NRS is validated as predictive factor of morbidity associated to surgical interventions by prospective studies (EuroOOPS, 2008; Schwegler, 2010)(14). Weight loss and decreased albumin level (<3 g/dl) are other parameters with a good predictive value(10). Another study (Kuppinger, 2012), cited by ESPEN in 2017(14), revealed a good appreciation of the nutritional status using as assessing parameter only the appetite decline before hospitalization in patients who underwent abdominal surgery. Other authors use modified nutritional screening scores(12).
The concept of preparation before surgery enters in another era, becoming an essential stage for preventing postoperative complications. The assessment of nutritional status and its optimization with nutritional therapy introduced 10-14 days before surgery in patients with insufficient alimentary intake don’t associate significant biological modifications. Some authors recommend a program of “prehabilitation”, which includes physical exercises and respiratory kinetotherapy in order to improve the muscular function(14).
It is important to underline that in patients without denutrition it is not indicated the protein calorie supplementation even after surgery, if the restart of a sufficient per os administration is expected in less than seven days.
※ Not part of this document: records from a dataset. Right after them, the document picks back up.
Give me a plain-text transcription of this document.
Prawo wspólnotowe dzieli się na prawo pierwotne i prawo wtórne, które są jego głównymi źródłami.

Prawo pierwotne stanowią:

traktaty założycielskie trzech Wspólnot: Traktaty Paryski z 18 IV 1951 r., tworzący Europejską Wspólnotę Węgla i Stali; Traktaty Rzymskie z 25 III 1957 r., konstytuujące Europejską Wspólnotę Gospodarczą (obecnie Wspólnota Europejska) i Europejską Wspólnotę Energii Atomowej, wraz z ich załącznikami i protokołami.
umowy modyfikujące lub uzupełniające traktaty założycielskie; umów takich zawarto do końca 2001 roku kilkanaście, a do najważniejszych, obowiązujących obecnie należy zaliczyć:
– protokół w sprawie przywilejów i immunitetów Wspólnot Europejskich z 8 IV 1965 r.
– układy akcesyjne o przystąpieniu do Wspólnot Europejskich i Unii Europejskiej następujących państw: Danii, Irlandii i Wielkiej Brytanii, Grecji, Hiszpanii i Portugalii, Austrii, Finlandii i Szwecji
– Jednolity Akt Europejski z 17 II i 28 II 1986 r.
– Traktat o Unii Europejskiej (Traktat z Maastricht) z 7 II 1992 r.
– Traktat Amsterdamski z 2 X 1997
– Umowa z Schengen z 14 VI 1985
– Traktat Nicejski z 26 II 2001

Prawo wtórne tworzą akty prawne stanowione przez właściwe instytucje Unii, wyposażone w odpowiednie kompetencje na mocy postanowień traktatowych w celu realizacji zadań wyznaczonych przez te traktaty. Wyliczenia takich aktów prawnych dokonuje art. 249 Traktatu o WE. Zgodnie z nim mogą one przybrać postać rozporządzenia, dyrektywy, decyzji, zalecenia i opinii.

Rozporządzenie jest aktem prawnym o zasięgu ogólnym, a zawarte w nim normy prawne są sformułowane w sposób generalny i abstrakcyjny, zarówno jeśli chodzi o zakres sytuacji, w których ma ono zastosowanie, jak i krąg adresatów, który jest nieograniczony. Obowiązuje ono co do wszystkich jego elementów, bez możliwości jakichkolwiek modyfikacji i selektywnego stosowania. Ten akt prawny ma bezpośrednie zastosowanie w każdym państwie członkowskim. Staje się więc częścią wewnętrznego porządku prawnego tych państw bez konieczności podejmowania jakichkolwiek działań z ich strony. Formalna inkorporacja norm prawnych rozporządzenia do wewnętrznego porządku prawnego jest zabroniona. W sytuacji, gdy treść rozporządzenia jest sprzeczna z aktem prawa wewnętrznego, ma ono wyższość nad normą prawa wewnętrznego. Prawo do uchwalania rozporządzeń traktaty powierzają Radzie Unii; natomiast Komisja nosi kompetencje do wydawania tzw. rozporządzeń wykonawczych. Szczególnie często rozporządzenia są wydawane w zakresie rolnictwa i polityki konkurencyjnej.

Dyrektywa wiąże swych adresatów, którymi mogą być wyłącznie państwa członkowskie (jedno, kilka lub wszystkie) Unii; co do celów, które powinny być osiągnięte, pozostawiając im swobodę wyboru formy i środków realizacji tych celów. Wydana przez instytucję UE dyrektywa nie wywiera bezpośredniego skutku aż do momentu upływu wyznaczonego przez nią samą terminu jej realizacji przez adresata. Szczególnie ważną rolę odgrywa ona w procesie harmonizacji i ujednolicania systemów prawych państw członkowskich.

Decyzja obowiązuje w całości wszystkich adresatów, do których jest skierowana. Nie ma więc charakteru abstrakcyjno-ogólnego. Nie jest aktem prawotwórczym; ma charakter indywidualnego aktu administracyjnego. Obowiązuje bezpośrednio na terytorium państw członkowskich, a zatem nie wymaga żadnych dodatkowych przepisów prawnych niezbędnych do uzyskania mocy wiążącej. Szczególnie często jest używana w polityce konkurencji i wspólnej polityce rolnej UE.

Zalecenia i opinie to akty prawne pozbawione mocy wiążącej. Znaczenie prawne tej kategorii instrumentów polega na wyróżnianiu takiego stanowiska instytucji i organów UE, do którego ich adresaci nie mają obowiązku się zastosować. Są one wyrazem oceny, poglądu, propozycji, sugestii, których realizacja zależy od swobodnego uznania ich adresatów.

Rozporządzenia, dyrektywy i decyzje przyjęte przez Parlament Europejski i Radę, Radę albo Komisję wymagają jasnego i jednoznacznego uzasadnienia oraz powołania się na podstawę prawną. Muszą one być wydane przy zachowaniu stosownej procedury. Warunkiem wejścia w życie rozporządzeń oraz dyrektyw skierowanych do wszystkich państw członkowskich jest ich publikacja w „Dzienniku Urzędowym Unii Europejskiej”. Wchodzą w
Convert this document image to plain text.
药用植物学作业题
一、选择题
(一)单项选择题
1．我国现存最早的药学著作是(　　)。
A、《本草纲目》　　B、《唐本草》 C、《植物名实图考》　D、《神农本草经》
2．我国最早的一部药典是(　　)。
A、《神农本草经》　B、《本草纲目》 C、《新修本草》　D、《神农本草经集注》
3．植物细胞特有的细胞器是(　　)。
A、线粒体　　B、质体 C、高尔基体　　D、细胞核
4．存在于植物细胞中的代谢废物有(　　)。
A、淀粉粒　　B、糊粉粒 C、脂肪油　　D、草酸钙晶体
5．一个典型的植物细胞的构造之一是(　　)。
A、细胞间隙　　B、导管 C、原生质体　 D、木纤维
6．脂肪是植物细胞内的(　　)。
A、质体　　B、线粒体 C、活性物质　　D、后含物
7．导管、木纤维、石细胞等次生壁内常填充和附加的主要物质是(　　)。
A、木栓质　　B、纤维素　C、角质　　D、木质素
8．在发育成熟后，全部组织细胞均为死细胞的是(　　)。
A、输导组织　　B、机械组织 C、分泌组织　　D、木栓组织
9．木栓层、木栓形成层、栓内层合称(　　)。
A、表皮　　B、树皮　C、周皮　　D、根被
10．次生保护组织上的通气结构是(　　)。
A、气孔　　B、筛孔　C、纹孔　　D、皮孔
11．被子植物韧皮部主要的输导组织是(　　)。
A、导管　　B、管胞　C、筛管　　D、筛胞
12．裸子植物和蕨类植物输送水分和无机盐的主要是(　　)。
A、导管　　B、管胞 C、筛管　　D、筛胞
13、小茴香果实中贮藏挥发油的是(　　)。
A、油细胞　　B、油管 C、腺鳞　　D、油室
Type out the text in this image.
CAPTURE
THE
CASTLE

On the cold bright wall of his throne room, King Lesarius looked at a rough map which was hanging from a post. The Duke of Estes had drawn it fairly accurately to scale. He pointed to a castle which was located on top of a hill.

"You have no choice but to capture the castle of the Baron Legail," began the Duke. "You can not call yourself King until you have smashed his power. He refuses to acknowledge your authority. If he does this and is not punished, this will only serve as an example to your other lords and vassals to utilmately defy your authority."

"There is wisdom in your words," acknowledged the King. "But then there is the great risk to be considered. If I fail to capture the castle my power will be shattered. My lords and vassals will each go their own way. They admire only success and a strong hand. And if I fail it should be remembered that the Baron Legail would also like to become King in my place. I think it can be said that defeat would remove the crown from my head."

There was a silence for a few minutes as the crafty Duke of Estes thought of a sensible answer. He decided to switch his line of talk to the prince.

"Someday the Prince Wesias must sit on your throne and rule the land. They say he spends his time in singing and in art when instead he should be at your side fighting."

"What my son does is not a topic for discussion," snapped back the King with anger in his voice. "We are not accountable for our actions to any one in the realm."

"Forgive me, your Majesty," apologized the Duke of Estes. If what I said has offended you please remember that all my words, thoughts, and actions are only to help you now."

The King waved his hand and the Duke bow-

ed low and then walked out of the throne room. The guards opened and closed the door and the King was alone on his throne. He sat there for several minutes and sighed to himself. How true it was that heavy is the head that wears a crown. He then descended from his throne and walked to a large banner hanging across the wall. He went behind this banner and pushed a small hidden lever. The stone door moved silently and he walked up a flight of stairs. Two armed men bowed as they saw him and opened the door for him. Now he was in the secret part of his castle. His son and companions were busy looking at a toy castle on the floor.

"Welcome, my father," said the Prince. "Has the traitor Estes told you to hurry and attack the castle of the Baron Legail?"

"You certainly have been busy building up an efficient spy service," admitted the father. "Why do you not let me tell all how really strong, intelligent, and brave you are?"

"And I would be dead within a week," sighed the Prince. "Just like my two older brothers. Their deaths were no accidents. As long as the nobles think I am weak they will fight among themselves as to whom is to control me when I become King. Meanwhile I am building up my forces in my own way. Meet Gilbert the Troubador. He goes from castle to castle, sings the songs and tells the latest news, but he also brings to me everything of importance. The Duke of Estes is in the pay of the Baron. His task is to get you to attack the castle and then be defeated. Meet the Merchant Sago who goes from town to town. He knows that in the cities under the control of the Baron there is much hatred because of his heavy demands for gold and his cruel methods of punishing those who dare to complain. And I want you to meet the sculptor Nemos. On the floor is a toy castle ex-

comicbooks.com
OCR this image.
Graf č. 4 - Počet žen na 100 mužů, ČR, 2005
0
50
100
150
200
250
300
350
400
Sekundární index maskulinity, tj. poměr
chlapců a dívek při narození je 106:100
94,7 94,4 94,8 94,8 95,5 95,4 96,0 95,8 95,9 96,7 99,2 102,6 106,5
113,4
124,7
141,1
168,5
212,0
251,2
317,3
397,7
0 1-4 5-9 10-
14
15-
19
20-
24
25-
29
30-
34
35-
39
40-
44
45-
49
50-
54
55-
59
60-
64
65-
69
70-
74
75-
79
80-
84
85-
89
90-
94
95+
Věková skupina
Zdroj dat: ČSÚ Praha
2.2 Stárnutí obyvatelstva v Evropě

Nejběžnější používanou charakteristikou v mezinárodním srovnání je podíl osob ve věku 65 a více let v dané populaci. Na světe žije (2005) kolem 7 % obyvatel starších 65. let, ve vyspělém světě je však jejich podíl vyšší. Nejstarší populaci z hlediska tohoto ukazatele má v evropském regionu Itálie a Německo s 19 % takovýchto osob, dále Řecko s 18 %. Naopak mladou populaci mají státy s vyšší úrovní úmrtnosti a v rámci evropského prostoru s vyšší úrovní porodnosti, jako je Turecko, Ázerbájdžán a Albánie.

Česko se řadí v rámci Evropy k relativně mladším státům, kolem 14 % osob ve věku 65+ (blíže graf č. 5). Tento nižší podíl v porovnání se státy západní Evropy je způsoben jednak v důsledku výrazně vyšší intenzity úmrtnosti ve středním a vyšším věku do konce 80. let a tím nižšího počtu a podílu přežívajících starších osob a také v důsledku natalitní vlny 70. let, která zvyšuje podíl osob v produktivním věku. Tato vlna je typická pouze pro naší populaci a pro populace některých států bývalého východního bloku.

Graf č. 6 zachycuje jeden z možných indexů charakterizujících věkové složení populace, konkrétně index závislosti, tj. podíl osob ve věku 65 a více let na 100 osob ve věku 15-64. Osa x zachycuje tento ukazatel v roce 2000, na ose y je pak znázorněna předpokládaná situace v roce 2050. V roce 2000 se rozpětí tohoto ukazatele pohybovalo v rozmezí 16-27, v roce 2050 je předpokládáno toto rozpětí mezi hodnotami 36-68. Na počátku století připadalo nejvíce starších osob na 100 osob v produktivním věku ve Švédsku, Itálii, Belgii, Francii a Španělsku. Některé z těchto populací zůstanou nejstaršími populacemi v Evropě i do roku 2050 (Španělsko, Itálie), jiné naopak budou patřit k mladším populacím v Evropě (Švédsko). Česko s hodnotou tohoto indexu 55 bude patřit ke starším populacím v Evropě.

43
In other patients, an energetic supplementation of 25 kcal/kg and 1.5 g of amino acids in 24 hours, preferably on enteral administration, must be continued until the alimentation will provide more than 60% of the necessities.
Finally, we must take into consideration that not all oncology patients with malnutrition can receive nutritional therapy. In esogastric cancers especially, but also in cancers with other localizations, different complications of the disease can be associated, such as digestive hemorrhages, stenoses, occlusions, massive digestive fluid losses, and tumor necroses with associated sepsis. In these cases, only minimal re-equilibrations are allowed, the temporization of surgery leading to the supplementary alteration of the patient’s condition rather to improving the metabolic status. The pathological context represented by comorbidities, such as heart failure, hepatic insufficiency, uncontrolled diabetes mellitus, blood dyscrasias and shock, can limit or contraindicate the protein calorie support, either parenteral or enteral.
Performing the routine nutritional screning in all oncology patients planned for surgery, followed by preoperative nutritional therapy, is essential for preventing postoperative complications.